Central to the Carioca lifestyle is the beach. From dawn until dusk and even after dark, the residents of Rio can be found enjoying the long stretches of sandy coastline with which the city is blessed. The beach is not merely a place to absorb the sun's rays but also an important venue for sports, socialising and even business. It is a people-watcher's paradise – clothing is minimal and bodies are bronzed and beautiful. The famous Copacabana and Ipanema beaches are magnets for Brazilians and tourists alike.
It has taken 500 years for Rio to transform itself into one of the world's greatest cities. On 1 January 1502, Portuguese explorers sailed into Guanabara Bay and named it Rio de Janeiro (River of January), under the mistaken impression that it was an enormous river mouth. The French attempted to gain control of the bay in 1555 but were finally evicted by the Portuguese in 1567.
The Portuguese colony was based on sugar cane and agricultural products throughout the 17th century, until the discovery of gold in the nearby Minas Gerais region led to the city's emergence as a control, export and taxation centre. Black slaves formed the majority of the population in these early days of trading and the African influence is still present in the city's culture. The capital of colonial Brazil was moved from Bahia (now Salvador) in 1763 to Rio de Janeiro and the city began to flourish, especially when coffee became the predominant export in the 19th century. After the Portuguese monarchy was exiled from Portugal, when Napoleon conquered Lisbon, Rio became their home and eventually the capital of an independent Brazilian Empire. Finally, Brazil became a Republic in 1889; Rio de Janeiro remained its capital until 1960, when the Federal government was transferred to Brasilia.
Rio has continued to grow and has become a popular destination not only for tourists but also for migrants from other parts of the country.

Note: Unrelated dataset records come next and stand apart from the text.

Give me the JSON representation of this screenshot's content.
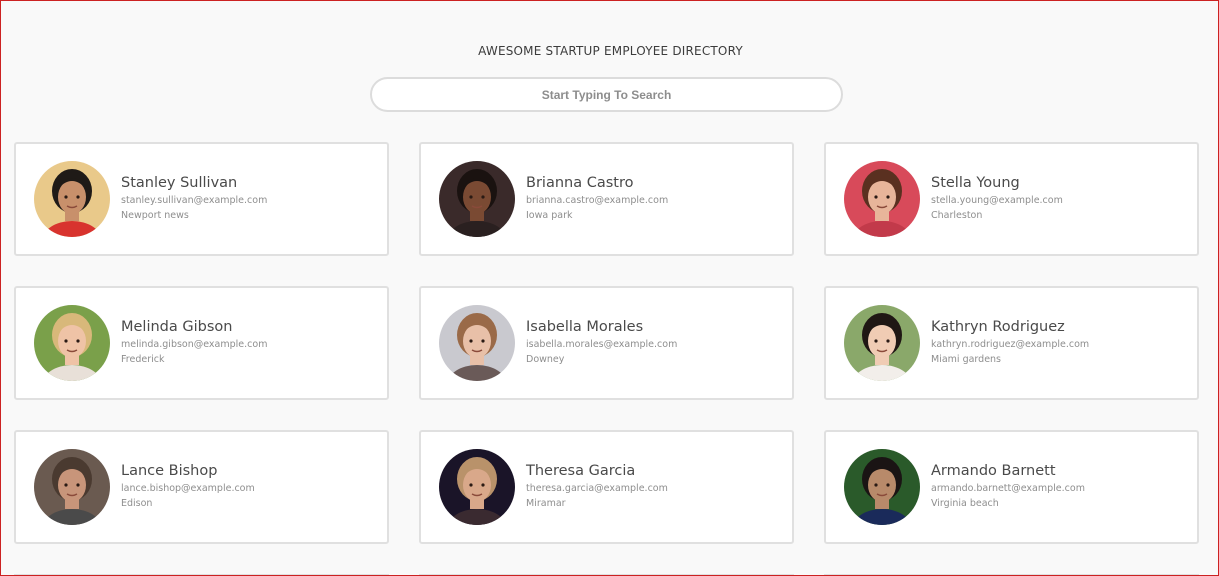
{
  "directory": {
    "title": "AWESOME STARTUP EMPLOYEE DIRECTORY",
    "search_placeholder": "Start Typing To Search"
  },
  "employees": [
    {
      "name": "Stanley Sullivan",
      "email": "stanley.sullivan@example.com",
      "city": "Newport news"
    },
    {
      "name": "Brianna Castro",
      "email": "brianna.castro@example.com",
      "city": "Iowa park"
    },
    {
      "name": "Stella Young",
      "email": "stella.young@example.com",
      "city": "Charleston"
    },
    {
      "name": "Melinda Gibson",
      "email": "melinda.gibson@example.com",
      "city": "Frederick"
    },
    {
      "name": "Isabella Morales",
      "email": "isabella.morales@example.com",
      "city": "Downey"
    },
    {
      "name": "Kathryn Rodriguez",
      "email": "kathryn.rodriguez@example.com",
      "city": "Miami gardens"
    },
    {
      "name": "Lance Bishop",
      "email": "lance.bishop@example.com",
      "city": "Edison"
    },
    {
      "name": "Theresa Garcia",
      "email": "theresa.garcia@example.com",
      "city": "Miramar"
    },
    {
      "name": "Armando Barnett",
      "email": "armando.barnett@example.com",
      "city": "Virginia beach"
    }
  ],
  "avatar_palette": [
    {
      "bg": "#e9c98a",
      "hair": "#1f1a17",
      "skin": "#c8906b",
      "shirt": "#d8332e"
    },
    {
      "bg": "#3a2a2a",
      "hair": "#1a1210",
      "skin": "#7a4a33",
      "shirt": "#2a2020"
    },
    {
      "bg": "#d84a5a",
      "hair": "#5a3020",
      "skin": "#e8b59a",
      "shirt": "#c23a4a"
    },
    {
      "bg": "#7aa04a",
      "hair": "#d8b87a",
      "skin": "#efc3a6",
      "shirt": "#e8e0d8"
    },
    {
      "bg": "#c9c9cf",
      "hair": "#9a6a48",
      "skin": "#e8c0a8",
      "shirt": "#6a5a58"
    },
    {
      "bg": "#8aa86a",
      "hair": "#1f1714",
      "skin": "#f0ccb4",
      "shirt": "#f2eeea"
    },
    {
      "bg": "#6a5a50",
      "hair": "#4a3a30",
      "skin": "#c8957a",
      "shirt": "#4a4a4a"
    },
    {
      "bg": "#1a1428",
      "hair": "#b9926a",
      "skin": "#d9a88a",
      "shirt": "#3a2a30"
    },
    {
      "bg": "#2a5a2a",
      "hair": "#1a1414",
      "skin": "#b88a6a",
      "shirt": "#1a2a5a"
    }
  ]
}
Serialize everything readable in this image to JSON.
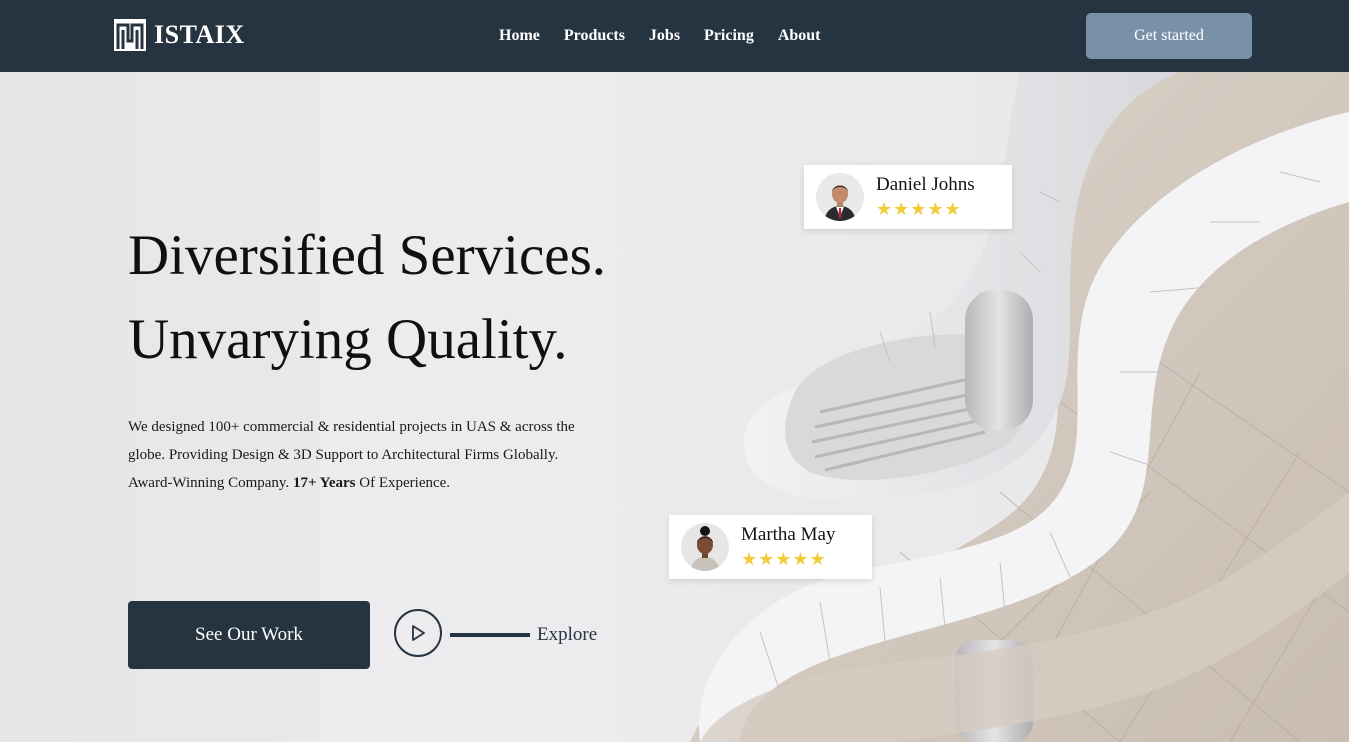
{
  "brand": {
    "name": "ISTAIX",
    "logo_icon": "istaix-logo-icon"
  },
  "nav": {
    "links": [
      "Home",
      "Products",
      "Jobs",
      "Pricing",
      "About"
    ],
    "cta_label": "Get started"
  },
  "hero": {
    "headline_line1": "Diversified Services.",
    "headline_line2": "Unvarying Quality.",
    "description_part1": "We designed 100+ commercial & residential projects in UAS & across the globe. Providing Design & 3D Support to Architectural Firms Globally. Award-Winning Company.",
    "description_bold": "17+ Years",
    "description_part2": "Of Experience.",
    "primary_button": "See Our Work",
    "play_icon": "play-icon",
    "explore_label": "Explore"
  },
  "reviews": [
    {
      "name": "Daniel Johns",
      "stars": "★★★★★",
      "rating": 5
    },
    {
      "name": "Martha May",
      "stars": "★★★★★",
      "rating": 5
    }
  ],
  "colors": {
    "navbar": "#263441",
    "cta_top": "#7891a8",
    "primary": "#263441",
    "star": "#f0cc3a"
  }
}
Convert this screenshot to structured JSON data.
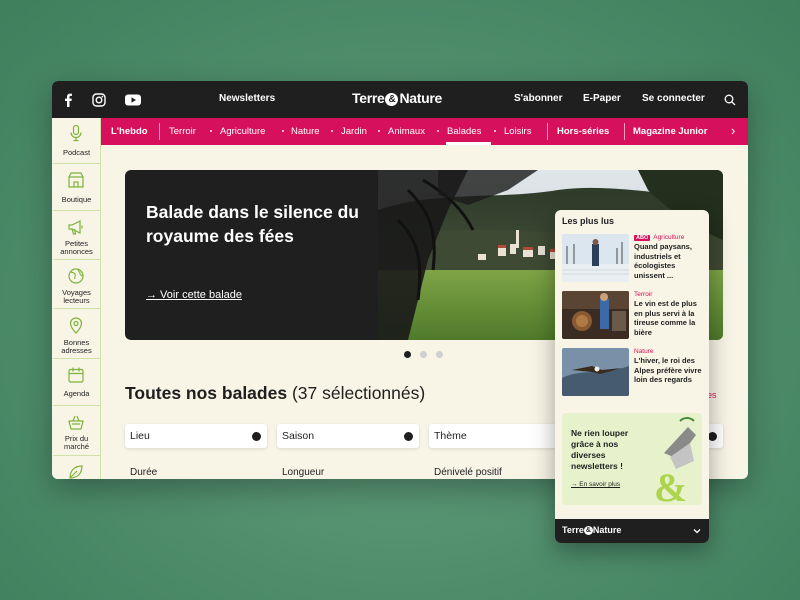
{
  "topbar": {
    "social": [
      "facebook-icon",
      "instagram-icon",
      "youtube-icon"
    ],
    "newsletters": "Newsletters",
    "logo_left": "Terre",
    "logo_amp": "&",
    "logo_right": "Nature",
    "subscribe": "S'abonner",
    "epaper": "E-Paper",
    "login": "Se connecter"
  },
  "sidebar": {
    "items": [
      {
        "label": "Podcast",
        "icon": "microphone-icon"
      },
      {
        "label": "Boutique",
        "icon": "shop-icon"
      },
      {
        "label": "Petites annonces",
        "icon": "megaphone-icon"
      },
      {
        "label": "Voyages lecteurs",
        "icon": "globe-icon"
      },
      {
        "label": "Bonnes adresses",
        "icon": "map-pin-icon"
      },
      {
        "label": "Agenda",
        "icon": "calendar-icon"
      },
      {
        "label": "Prix du marché",
        "icon": "basket-icon"
      }
    ]
  },
  "nav": {
    "hebdo": "L'hebdo",
    "items": [
      "Terroir",
      "Agriculture",
      "Nature",
      "Jardin",
      "Animaux",
      "Balades",
      "Loisirs"
    ],
    "active": "Balades",
    "hors_series": "Hors-séries",
    "junior": "Magazine Junior"
  },
  "hero": {
    "title": "Balade dans le silence du royaume des fées",
    "link": "→ Voir cette balade"
  },
  "carousel": {
    "active_index": 0,
    "count": 3
  },
  "listing": {
    "title_bold": "Toutes nos balades",
    "title_count": " (37 sélectionnés)",
    "filters": [
      "Lieu",
      "Saison",
      "Thème",
      ""
    ],
    "sub_filters": [
      "Durée",
      "Longueur",
      "Dénivelé positif"
    ],
    "reset": "res"
  },
  "mobile": {
    "section_title": "Les plus lus",
    "articles": [
      {
        "badge": "ABO",
        "tag": "Agriculture",
        "title": "Quand paysans, industriels et écologistes unissent ..."
      },
      {
        "badge": "",
        "tag": "Terroir",
        "title": "Le vin est de plus en plus servi à la tireuse comme la bière"
      },
      {
        "badge": "",
        "tag": "Nature",
        "title": "L'hiver, le roi des Alpes préfère vivre loin des regards"
      }
    ],
    "promo": {
      "text": "Ne rien louper grâce à nos diverses newsletters !",
      "link": "→ En savoir plus"
    },
    "footer_logo_left": "Terre",
    "footer_logo_amp": "&",
    "footer_logo_right": "Nature"
  },
  "colors": {
    "accent": "#d6105a",
    "dark": "#1f1f1f",
    "background": "#f8f4e6",
    "sidebar_border": "#cfe3a8",
    "promo_bg": "#e7f2cd"
  }
}
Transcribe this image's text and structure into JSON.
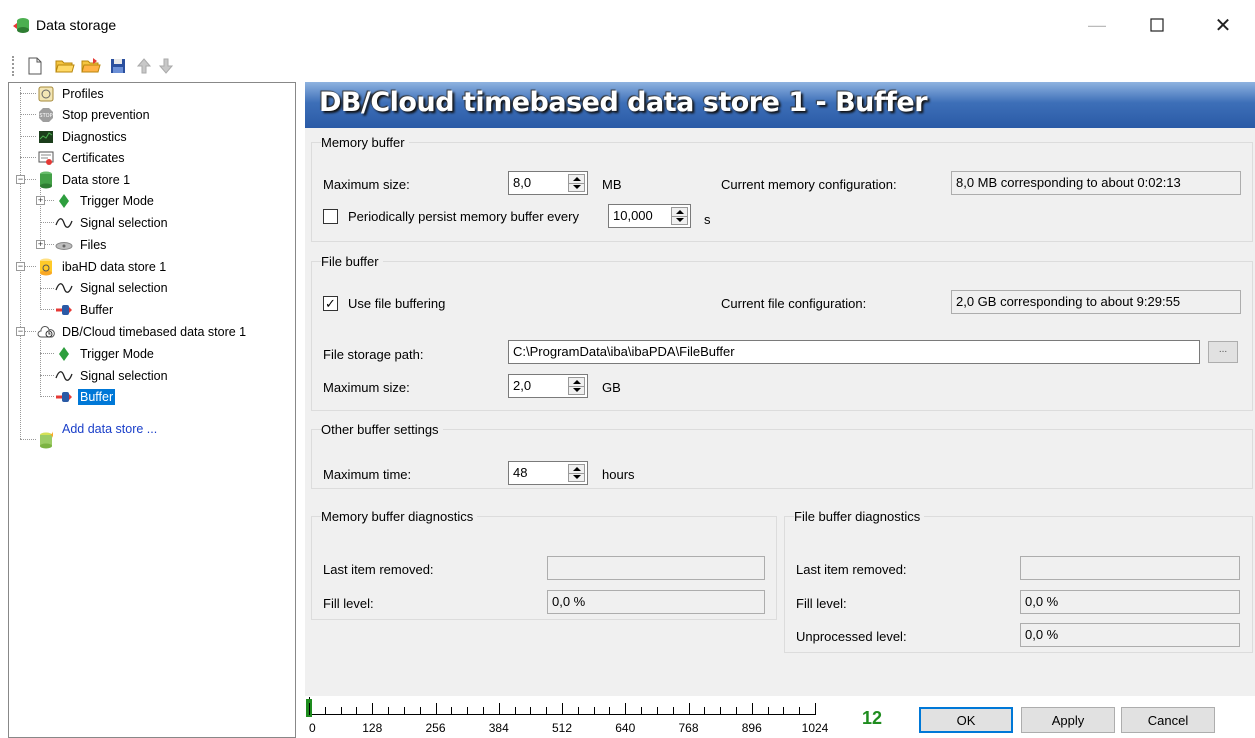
{
  "window": {
    "title": "Data storage"
  },
  "tree": {
    "items": [
      {
        "label": "Profiles",
        "icon": "profiles-icon"
      },
      {
        "label": "Stop prevention",
        "icon": "stop-icon"
      },
      {
        "label": "Diagnostics",
        "icon": "diagnostics-icon"
      },
      {
        "label": "Certificates",
        "icon": "certificates-icon"
      },
      {
        "label": "Data store 1",
        "icon": "data-store-icon"
      },
      {
        "label": "Trigger Mode",
        "icon": "trigger-icon"
      },
      {
        "label": "Signal selection",
        "icon": "signal-icon"
      },
      {
        "label": "Files",
        "icon": "files-icon"
      },
      {
        "label": "ibaHD data store 1",
        "icon": "hd-store-icon"
      },
      {
        "label": "Signal selection",
        "icon": "signal-icon"
      },
      {
        "label": "Buffer",
        "icon": "buffer-icon"
      },
      {
        "label": "DB/Cloud timebased data store 1",
        "icon": "cloud-store-icon"
      },
      {
        "label": "Trigger Mode",
        "icon": "trigger-icon"
      },
      {
        "label": "Signal selection",
        "icon": "signal-icon"
      },
      {
        "label": "Buffer",
        "icon": "buffer-icon",
        "selected": true
      },
      {
        "label": "Add data store ...",
        "icon": "add-store-icon"
      }
    ]
  },
  "page": {
    "heading": "DB/Cloud timebased data store 1 - Buffer",
    "memory_buffer": {
      "title": "Memory buffer",
      "max_size_label": "Maximum size:",
      "max_size_value": "8,0",
      "max_size_unit": "MB",
      "current_config_label": "Current memory configuration:",
      "current_config_value": "8,0 MB corresponding to about 0:02:13",
      "persist_label": "Periodically persist memory buffer every",
      "persist_checked": false,
      "persist_value": "10,000",
      "persist_unit": "s"
    },
    "file_buffer": {
      "title": "File buffer",
      "use_label": "Use file buffering",
      "use_checked": true,
      "current_config_label": "Current file configuration:",
      "current_config_value": "2,0 GB corresponding to about 9:29:55",
      "path_label": "File storage path:",
      "path_value": "C:\\ProgramData\\iba\\ibaPDA\\FileBuffer",
      "browse_label": "...",
      "max_size_label": "Maximum size:",
      "max_size_value": "2,0",
      "max_size_unit": "GB"
    },
    "other": {
      "title": "Other buffer settings",
      "max_time_label": "Maximum time:",
      "max_time_value": "48",
      "max_time_unit": "hours"
    },
    "memory_diag": {
      "title": "Memory buffer diagnostics",
      "last_removed_label": "Last item removed:",
      "last_removed_value": "",
      "fill_label": "Fill level:",
      "fill_value": "0,0 %"
    },
    "file_diag": {
      "title": "File buffer diagnostics",
      "last_removed_label": "Last item removed:",
      "last_removed_value": "",
      "fill_label": "Fill level:",
      "fill_value": "0,0 %",
      "unprocessed_label": "Unprocessed level:",
      "unprocessed_value": "0,0 %"
    }
  },
  "footer": {
    "ruler_labels": [
      "0",
      "128",
      "256",
      "384",
      "512",
      "640",
      "768",
      "896",
      "1024"
    ],
    "ruler_fill_fraction": 0.012,
    "counter": "12",
    "ok_label": "OK",
    "apply_label": "Apply",
    "cancel_label": "Cancel"
  },
  "colors": {
    "selection": "#0078d7",
    "header_gradient_top": "#8fb3e0",
    "header_gradient_bottom": "#2a5aa6",
    "counter_green": "#1e8c1e"
  }
}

Despite its development, the city still has more than its fair share of social problems. Strong divisions exist between the ‘haves' and the ‘have-nots'. Attempts have been made to curtail crime, although both residents and tourists should remain alert to petty thieves.
Rio's best season is undoubtedly the summer months, between December and February, culminating with Carnival. Temperatures can rise to around 40ºC (104ºF) or more, which is ideal weather if tourists do as the Brazilians do and visit the beaches rather than rush around.